Enjeux et perspectives
La cession de la brasserie de Bukavu survient alors que s’esquisse une nouvelle phase diplomatique autour du conflit dans l'Est de la RD Congo. Le 15 novembre 2025, Kinshasa et le M23 ont signé à Doha une feuille de route préalable à un futur accord de paix, dans un cadre soutenu par le Qatar, les États-Unis et l’Union africaine. Le texte, salué par l’Union européenne comme une « avancée positive », n’est pas contraignant et ne modifie pas la situation sur le terrain. Les deux principales villes de la région, Goma et Bukavu, restent sous contrôle du mouvement rebelle, un élément qui impacte toute activité économique.
Dans ce contexte, Synergy Ventures assumera désormais l’intégralité des opérations, de la gestion de la sécurité du personnel aux obligations fiscales. Heineken conserve toutefois une option de rachat valable trois ans, « si les conditions permettent une exploitation viable », signe que le groupe n’exclut pas un retour en cas d’évolution du contexte.

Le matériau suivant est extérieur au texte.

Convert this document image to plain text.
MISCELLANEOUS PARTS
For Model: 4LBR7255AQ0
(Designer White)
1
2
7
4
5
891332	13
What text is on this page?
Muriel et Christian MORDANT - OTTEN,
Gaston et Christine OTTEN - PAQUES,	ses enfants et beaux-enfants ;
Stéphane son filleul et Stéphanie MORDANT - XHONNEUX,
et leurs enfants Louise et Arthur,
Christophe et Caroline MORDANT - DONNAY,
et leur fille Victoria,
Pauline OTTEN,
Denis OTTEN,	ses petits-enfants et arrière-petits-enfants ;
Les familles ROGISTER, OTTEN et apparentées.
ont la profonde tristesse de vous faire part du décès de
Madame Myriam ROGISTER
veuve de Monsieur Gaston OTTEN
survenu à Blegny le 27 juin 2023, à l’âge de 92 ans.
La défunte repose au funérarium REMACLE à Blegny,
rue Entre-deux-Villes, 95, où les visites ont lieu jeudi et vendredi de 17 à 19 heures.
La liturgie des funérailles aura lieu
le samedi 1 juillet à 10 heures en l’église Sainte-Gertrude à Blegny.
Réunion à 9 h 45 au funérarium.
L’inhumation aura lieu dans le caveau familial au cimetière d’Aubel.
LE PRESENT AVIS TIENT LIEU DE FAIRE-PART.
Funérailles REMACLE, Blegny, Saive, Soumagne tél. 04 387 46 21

L’environnement du marché congolais constitue un second paramètre à intégrer. Le 26 juin 2024, le gouvernement avait suspendu pour 12 mois les importations de bières et de boissons gazeuses, afin de réduire la pression concurrentielle exercée par les produits importés sur l’offre locale. Depuis la levée de cette suspension en juillet 2025, les autorités congolaises n’ont pas encore communiqué sur l’impact constaté, ou encore la suite envisagée pour l’industrie.